Developer Tools

P-EAGLE: Faster LLM inference with Parallel Speculative Decoding in vLLM

New method generates multiple draft tokens in one pass, breaking a key bottleneck in fast inference.

Deep Dive

A new optimization called P-EAGLE (Parallel EAGLE) has been integrated into the popular vLLM inference engine, promising significant speedups for large language model (LLM) serving. The method enhances the existing EAGLE speculative decoding framework, which uses a smaller "drafter" model to predict several tokens ahead of the main LLM to reduce latency. However, EAGLE's drafting process was autoregressive, meaning it needed sequential forward passes—one for each token—creating a hidden bottleneck. P-EAGLE solves this by restructuring the drafter to generate all K draft tokens in a single, parallel forward pass, dramatically reducing overhead.

This architectural shift is now available in vLLM starting from version 0.16.0. Benchmarks on an NVIDIA B200 GPU show P-EAGLE achieving speedups of 1.05x to 1.69x over vanilla EAGLE-3 on models like GPT-OSS 20B across standard benchmarks. The integration is user-friendly: enabling it requires just a single configuration change (`parallel_drafting: true`) in the speculative config. Pre-trained P-EAGLE drafter heads are already hosted on HuggingFace for models including GPT-OSS 120B, GPT-OSS 20B, and Qwen3-Coder 30B, allowing teams to deploy the acceleration immediately.

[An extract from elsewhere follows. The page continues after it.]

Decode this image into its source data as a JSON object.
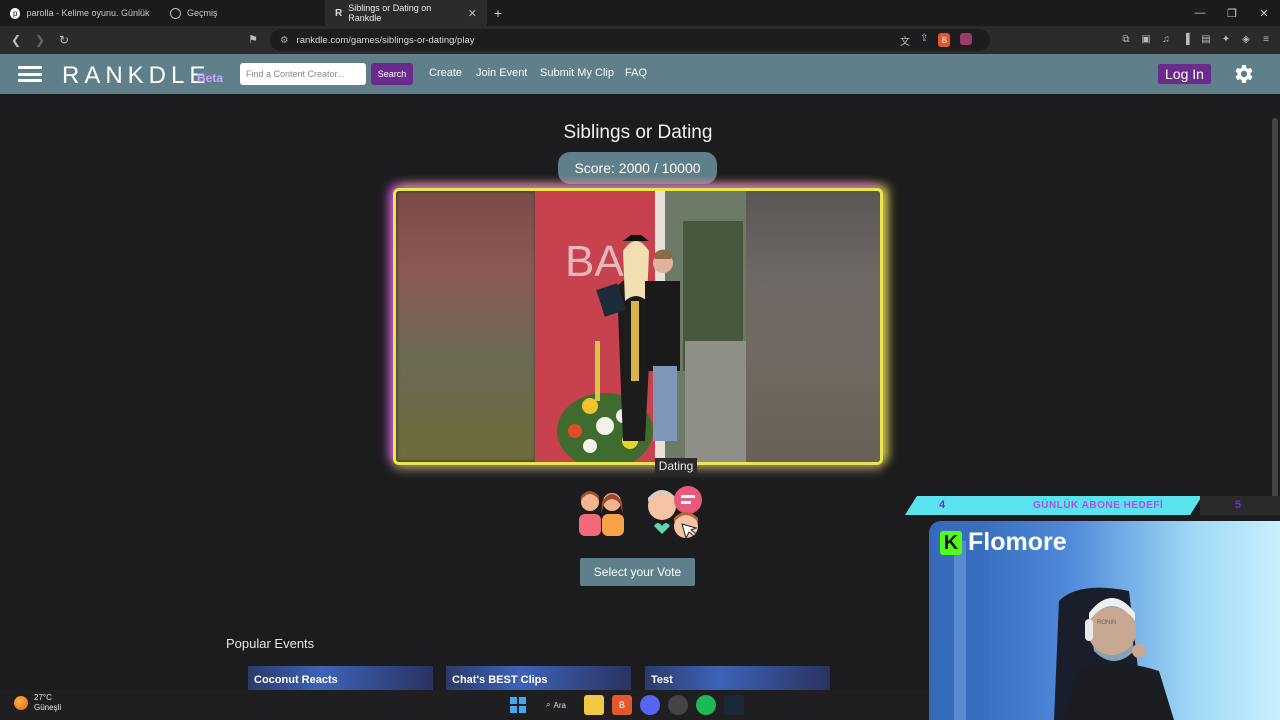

The core innovation lies in P-EAGLE's two-step drafting process. After the target model processes the prompt, P-EAGLE captures its internal hidden states. The drafter then constructs parallel inputs for each draft position, using a combination of real token embeddings and these hidden states. For positions where future token data is unknown, it employs learned placeholder parameters. This allows the transformer layers to predict multiple future tokens simultaneously, breaking the linear scaling constraint of autoregressive drafting and unlocking higher speculation depths for greater speed.

Key Points
  • Generates all draft tokens in one parallel pass, removing EAGLE's sequential bottleneck.
  • Achieves up to 1.69x speedup over EAGLE-3 on GPT-OSS 20B using an NVIDIA B200.
  • Integrated into vLLM v0.16.0; enable with a config flag and use pre-trained heads on HuggingFace.

Why It Matters

Lowers inference cost and latency for production AI applications, making advanced LLMs more efficient to serve at scale.